To his credit, the author strongly supports spay/neuter, making that point throughout his book.
For example, he notes that the American Veterinary Medical Association “opposed the endorsement of municipal- or SPCA-administered spay/neuter clinics that provided the poor an alternative to the prohibitively high prices charged by some private practice veterinarians.”
“Sterilization of animals to curb their reproductive capacity thus leading to the birth of fewer dogs and cats and consequently fewer surrenders to shelters, is one of the keys to substantially reducing shelter killing.”
“While laws were passed to force people to spay or neuter their pets, little was done about the high cost of sterilization that kept poor people from complying.”
“The genesis of the failed model [solution] can be found at the 1974 meeting at which self-proclaimed animal welfare ‘leaders’ failed to demand the one thing that could have achieved results: low-cost and free spay/neuter, particularly for the pet of the poor.”
“Study after study had already confirmed that unaltered pets tend to belong to the people with the lowest incomes. If there was a solution in front of them, it was not hard to see: make spay/neuter affordable.”

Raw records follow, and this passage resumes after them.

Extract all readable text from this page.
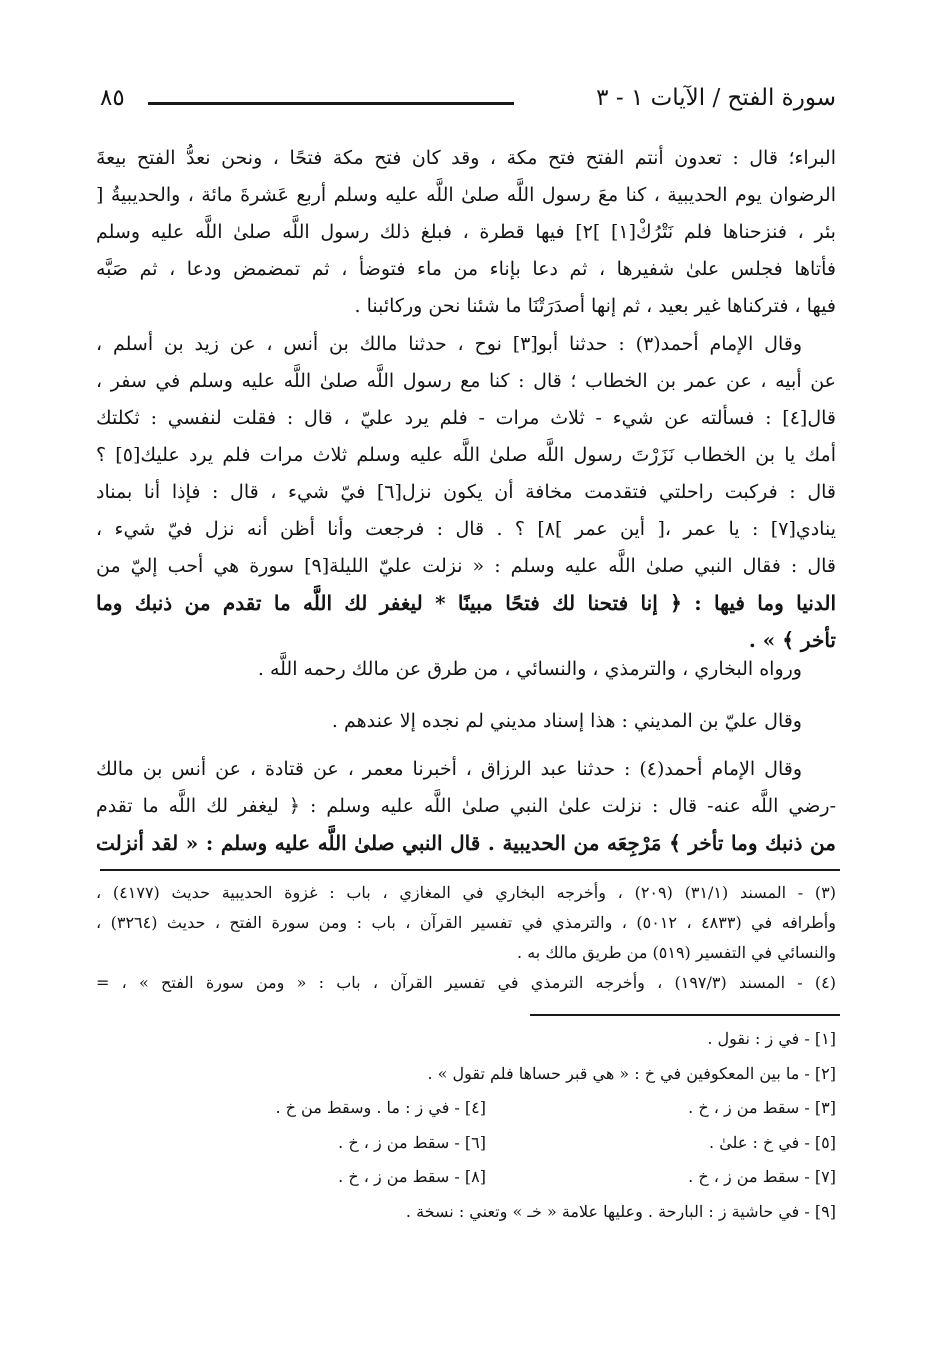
سورة الفتح / الآيات ١ - ٣
٨٥
البراء؛ قال : تعدون أنتم الفتح فتح مكة ، وقد كان فتح مكة فتحًا ، ونحن نعدُّ الفتح بيعةَ
الرضوان يوم الحديبية ، كنا معَ رسول اللَّه صلىٰ اللَّه عليه وسلم أربع عَشرةَ مائة ، والحديبيةُ [
بئر ، فنزحناها فلم نَتْرُكْ[١] ]٢] فيها قطرة ، فبلغ ذلك رسول اللَّه صلىٰ اللَّه عليه وسلم
فأتاها فجلس علىٰ شفيرها ، ثم دعا بإناء من ماء فتوضأ ، ثم تمضمض ودعا ، ثم صَبَّه
فيها ، فتركناها غير بعيد ، ثم إنها أصدَرَتْنَا ما شئنا نحن وركائبنا .
وقال الإمام أحمد(٣) : حدثنا أبو[٣] نوح ، حدثنا مالك بن أنس ، عن زيد بن أسلم ،
عن أبيه ، عن عمر بن الخطاب ؛ قال : كنا مع رسول اللَّه صلىٰ اللَّه عليه وسلم في سفر ،
قال[٤] : فسألته عن شيء - ثلاث مرات - فلم يرد عليّ ، قال : فقلت لنفسي : ثكلتك
أمك يا بن الخطاب نَزَرْتَ رسول اللَّه صلىٰ اللَّه عليه وسلم ثلاث مرات فلم يرد عليك[٥] ؟
قال : فركبت راحلتي فتقدمت مخافة أن يكون نزل[٦] فيّ شيء ، قال : فإذا أنا بمناد
ينادي[٧] : يا عمر ،[ أين عمر ]٨] ؟ . قال : فرجعت وأنا أظن أنه نزل فيّ شيء ،
قال : فقال النبي صلىٰ اللَّه عليه وسلم : « نزلت عليّ الليلة[٩] سورة هي أحب إليّ من
الدنيا وما فيها : ﴿ إنا فتحنا لك فتحًا مبينًا * ليغفر لك اللَّه ما تقدم من ذنبك وما
تأخر ﴾ » .
ورواه البخاري ، والترمذي ، والنسائي ، من طرق عن مالك رحمه اللَّه .
وقال عليّ بن المديني : هذا إسناد مديني لم نجده إلا عندهم .
وقال الإمام أحمد(٤) : حدثنا عبد الرزاق ، أخبرنا معمر ، عن قتادة ، عن أنس بن مالك
-رضي اللَّه عنه- قال : نزلت علىٰ النبي صلىٰ اللَّه عليه وسلم : ﴿ ليغفر لك اللَّه ما تقدم
من ذنبك وما تأخر ﴾ مَرْجِعَه من الحديبية . قال النبي صلىٰ اللَّه عليه وسلم : « لقد أنزلت
(٣) - المسند (٣١/١) (٢٠٩) ، وأخرجه البخاري في المغازي ، باب : غزوة الحديبية حديث (٤١٧٧) ،
وأطرافه في (٤٨٣٣ ، ٥٠١٢) ، والترمذي في تفسير القرآن ، باب : ومن سورة الفتح ، حديث (٣٢٦٤) ،
والنسائي في التفسير (٥١٩) من طريق مالك به .
(٤) - المسند (١٩٧/٣) ، وأخرجه الترمذي في تفسير القرآن ، باب : « ومن سورة الفتح » ، =
[١] - في ز : نقول .
[٢] - ما بين المعكوفين في خ : « هي قبر حساها فلم تقول » .
[٣] - سقط من ز ، خ .
[٤] - في ز : ما . وسقط من خ .
[٥] - في خ : علىٰ .
[٦] - سقط من ز ، خ .
[٧] - سقط من ز ، خ .
[٨] - سقط من ز ، خ .
[٩] - في حاشية ز : البارحة . وعليها علامة « خـ » وتعني : نسخة .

“At a time when every shelter in the country was telling people to spay and neuter their pets, many of these shelters were not altering the animals in their own care prior to adoption.”
“Until its low-cost spay/neuter clinics were closed . . . the City of Los Angeles had begun the march toward No Kill with its municipality funded program that provided affordable access to spay/neuter services and incentives to increase the number of animals sterilized.”
“Studies show the primary reasons people do not sterilize their pets are cost and lack of access to spay/neuter services.”
Who is to blame?
In 1974, the Humane Society of the United States, the American Humane Association, the ASPCA, and other animal welfare groups had an opportunity to take a decisive stand [for spay/neuter]. Had they endorsed and succeeded in promoting municipally funded low-cost spay/neuter nationwide, the lifesaving results could have been dramatic. Sadly, they failed to do so. * * * Despite two more years of indisputable proof that high volume spay/neuter clinics in Los Angeles were having a decisive impact on lowering shelter deaths . . . the [conference] participants again failed to support municipally funded low-cost spay/neuter programs for fear of alienating veterinary business interests. (My emphasis.)
And so the beat goes on: too many shelters do an incompetent job, spay/neuter programs fall far short, dogs and cats continue to breed (and be bred!), and as they multiply the dead bodies of their predecessors go up in smoke–in a neverending cycle of birth, suffering, and destruction.
Nathan J. Winograd has come up with a challenging, and perhaps workable, solution to the massive annual killing that goes on relentlessly in our enlightened nation. His book should be read, his ideas studied, and his leadership of No Kill applauded.
In the meantime, ISAR will continue its spay/neuter humane education in the hope that at least some companion animals will be spared the fates of many too many of their ancestors.